Jeff Moan, operations manager for Crow Wing County Community Services, briefed the committee on the county Fraud Prevention and Investigations program (state grant-funded). He said the program identified $1.47 million in verified cost savings across 447 cases in 2025 and recovered $265,000 in overpayments that year while carrying approximately $600,000 in outstanding claims. Moan noted the program returned an estimated $11.54 in cost savings for every dollar invested in the program.
Alicia, a claims-and-overpayments staffer, said the unit established $156,000 in new claims for 2025 while recovering $265,000, and reported $166,000 of established claims in the first quarter of 2026 with $90,000 received. Michelle Node, the county public assistance fraud investigator, said referrals were increasing (90 referrals in quarter 1 and a backlog of unassigned referrals) and described active criminal and administrative enforcement work: three active criminal referrals submitted to the county sheriff for prosecution, a case under investigation with the Bureau of Criminal Apprehension, and seven administrative disqualification hearings so far in 2026 totalling about $32,000 in disqualification outcomes.

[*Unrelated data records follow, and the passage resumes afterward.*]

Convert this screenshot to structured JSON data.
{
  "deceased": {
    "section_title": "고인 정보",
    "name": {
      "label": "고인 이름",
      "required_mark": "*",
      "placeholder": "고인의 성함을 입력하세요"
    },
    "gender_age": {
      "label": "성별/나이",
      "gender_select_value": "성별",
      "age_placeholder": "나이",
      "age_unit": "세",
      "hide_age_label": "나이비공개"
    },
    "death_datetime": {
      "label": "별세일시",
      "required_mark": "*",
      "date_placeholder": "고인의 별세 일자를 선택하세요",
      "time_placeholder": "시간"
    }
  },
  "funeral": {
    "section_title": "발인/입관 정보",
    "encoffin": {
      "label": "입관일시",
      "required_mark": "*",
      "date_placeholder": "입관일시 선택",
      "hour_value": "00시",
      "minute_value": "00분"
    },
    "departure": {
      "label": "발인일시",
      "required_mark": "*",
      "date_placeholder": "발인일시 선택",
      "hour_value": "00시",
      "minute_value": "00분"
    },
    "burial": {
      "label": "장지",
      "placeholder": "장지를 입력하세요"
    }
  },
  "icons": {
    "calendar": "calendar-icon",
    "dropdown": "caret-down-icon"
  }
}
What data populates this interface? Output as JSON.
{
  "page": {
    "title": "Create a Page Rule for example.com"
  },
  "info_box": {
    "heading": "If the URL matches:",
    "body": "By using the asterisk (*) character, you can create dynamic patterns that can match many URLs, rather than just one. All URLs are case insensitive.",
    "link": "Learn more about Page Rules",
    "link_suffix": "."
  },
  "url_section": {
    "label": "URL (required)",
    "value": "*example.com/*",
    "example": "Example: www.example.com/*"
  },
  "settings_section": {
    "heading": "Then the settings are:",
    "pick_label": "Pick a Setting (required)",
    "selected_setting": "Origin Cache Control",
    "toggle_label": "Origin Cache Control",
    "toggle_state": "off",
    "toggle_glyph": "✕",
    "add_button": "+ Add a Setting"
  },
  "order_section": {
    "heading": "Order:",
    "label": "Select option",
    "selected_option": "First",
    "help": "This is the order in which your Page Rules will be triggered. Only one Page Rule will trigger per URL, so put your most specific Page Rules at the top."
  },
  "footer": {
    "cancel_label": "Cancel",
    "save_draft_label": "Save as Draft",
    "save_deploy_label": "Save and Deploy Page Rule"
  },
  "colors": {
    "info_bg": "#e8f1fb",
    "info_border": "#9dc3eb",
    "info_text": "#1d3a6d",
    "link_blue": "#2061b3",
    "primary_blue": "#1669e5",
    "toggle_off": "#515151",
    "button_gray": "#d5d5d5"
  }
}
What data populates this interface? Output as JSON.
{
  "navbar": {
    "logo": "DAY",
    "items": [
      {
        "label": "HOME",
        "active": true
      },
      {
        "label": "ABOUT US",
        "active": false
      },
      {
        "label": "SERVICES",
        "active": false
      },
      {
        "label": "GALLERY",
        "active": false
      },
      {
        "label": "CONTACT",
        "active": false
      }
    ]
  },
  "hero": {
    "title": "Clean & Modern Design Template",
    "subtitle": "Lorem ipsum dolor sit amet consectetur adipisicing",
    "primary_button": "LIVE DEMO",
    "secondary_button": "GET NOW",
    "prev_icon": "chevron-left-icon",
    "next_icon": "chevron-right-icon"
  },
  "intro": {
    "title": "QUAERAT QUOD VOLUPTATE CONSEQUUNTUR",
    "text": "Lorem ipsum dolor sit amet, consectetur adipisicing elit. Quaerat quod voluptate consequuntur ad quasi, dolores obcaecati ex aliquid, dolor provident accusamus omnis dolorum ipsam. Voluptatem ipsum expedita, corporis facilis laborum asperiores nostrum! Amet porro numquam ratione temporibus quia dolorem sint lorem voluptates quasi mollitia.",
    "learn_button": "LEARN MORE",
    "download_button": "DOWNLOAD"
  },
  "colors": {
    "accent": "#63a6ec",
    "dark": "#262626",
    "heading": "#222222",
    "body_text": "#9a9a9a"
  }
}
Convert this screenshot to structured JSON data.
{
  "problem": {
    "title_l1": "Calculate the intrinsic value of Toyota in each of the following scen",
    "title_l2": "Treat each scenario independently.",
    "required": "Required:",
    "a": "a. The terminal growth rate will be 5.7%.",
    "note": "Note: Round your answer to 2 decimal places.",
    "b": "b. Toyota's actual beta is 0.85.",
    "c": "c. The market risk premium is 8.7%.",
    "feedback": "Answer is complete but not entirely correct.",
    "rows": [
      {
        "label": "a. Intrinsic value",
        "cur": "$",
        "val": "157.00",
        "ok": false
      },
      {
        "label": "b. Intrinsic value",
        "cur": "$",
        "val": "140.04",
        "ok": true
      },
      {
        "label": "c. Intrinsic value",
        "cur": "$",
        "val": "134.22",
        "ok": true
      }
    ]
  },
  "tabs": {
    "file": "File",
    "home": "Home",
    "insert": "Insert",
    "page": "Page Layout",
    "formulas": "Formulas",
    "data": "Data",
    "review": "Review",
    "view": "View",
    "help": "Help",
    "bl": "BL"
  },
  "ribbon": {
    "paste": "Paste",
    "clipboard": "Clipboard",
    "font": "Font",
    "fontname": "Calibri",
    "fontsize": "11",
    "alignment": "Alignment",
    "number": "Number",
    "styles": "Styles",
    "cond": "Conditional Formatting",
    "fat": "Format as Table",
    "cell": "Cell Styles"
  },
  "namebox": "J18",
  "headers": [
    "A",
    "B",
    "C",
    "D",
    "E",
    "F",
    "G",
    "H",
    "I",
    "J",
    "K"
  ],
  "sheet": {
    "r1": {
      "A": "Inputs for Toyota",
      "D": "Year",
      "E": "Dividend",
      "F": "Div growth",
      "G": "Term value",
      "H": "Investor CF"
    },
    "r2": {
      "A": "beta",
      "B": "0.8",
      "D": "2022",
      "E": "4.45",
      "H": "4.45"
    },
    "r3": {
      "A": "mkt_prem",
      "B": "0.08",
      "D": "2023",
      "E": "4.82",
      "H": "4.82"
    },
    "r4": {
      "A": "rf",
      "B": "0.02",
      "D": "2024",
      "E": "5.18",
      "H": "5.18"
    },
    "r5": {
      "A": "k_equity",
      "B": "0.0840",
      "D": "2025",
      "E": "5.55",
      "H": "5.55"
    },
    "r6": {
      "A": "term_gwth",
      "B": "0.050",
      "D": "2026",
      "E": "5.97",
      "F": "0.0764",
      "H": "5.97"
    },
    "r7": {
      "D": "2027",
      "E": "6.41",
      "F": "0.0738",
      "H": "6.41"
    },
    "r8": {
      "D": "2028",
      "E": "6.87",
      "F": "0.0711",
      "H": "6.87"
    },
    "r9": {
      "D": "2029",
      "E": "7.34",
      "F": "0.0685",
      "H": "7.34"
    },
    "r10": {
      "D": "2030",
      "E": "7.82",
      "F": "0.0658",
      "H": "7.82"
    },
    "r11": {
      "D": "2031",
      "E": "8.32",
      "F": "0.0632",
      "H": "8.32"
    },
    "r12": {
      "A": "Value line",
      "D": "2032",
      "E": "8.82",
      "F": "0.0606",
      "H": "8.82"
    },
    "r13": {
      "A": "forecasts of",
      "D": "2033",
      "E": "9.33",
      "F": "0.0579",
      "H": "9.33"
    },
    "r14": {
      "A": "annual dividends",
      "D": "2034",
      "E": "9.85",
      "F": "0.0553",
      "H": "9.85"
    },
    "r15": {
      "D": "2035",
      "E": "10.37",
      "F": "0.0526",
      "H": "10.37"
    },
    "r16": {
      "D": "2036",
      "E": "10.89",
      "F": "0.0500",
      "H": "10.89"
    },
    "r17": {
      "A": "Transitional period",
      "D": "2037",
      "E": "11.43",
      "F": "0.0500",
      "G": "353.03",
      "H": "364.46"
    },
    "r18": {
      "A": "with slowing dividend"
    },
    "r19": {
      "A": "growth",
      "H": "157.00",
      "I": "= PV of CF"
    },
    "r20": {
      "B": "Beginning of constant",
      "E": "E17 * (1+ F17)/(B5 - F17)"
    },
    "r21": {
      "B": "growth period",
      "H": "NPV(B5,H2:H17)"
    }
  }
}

Commissioners asked how recovered funds are divided when multiple funding sources (county, state, federal) contributed to benefits. Presenters explained recovery follows program rules and percentage splits: counties retain a portion of collected funds based on program type (fraud investigations often yield higher retention rates; some state recovery mechanisms allow counties to retain about 50% in legacy programs, while other program types result in lower retention). Presenters also described the program staffing model: two fraud investigators, one claims/overpayments staffer and one estate recovery staffer.
Why this matters: detection and recovery of improper payments affects program integrity and taxpayer dollars. County staff said improved detection and added investigator capacity have substantially increased recoveries and cost-savings ratios, but commissioners noted that collection work is resource-intensive and that recovered funds are often split with state programs.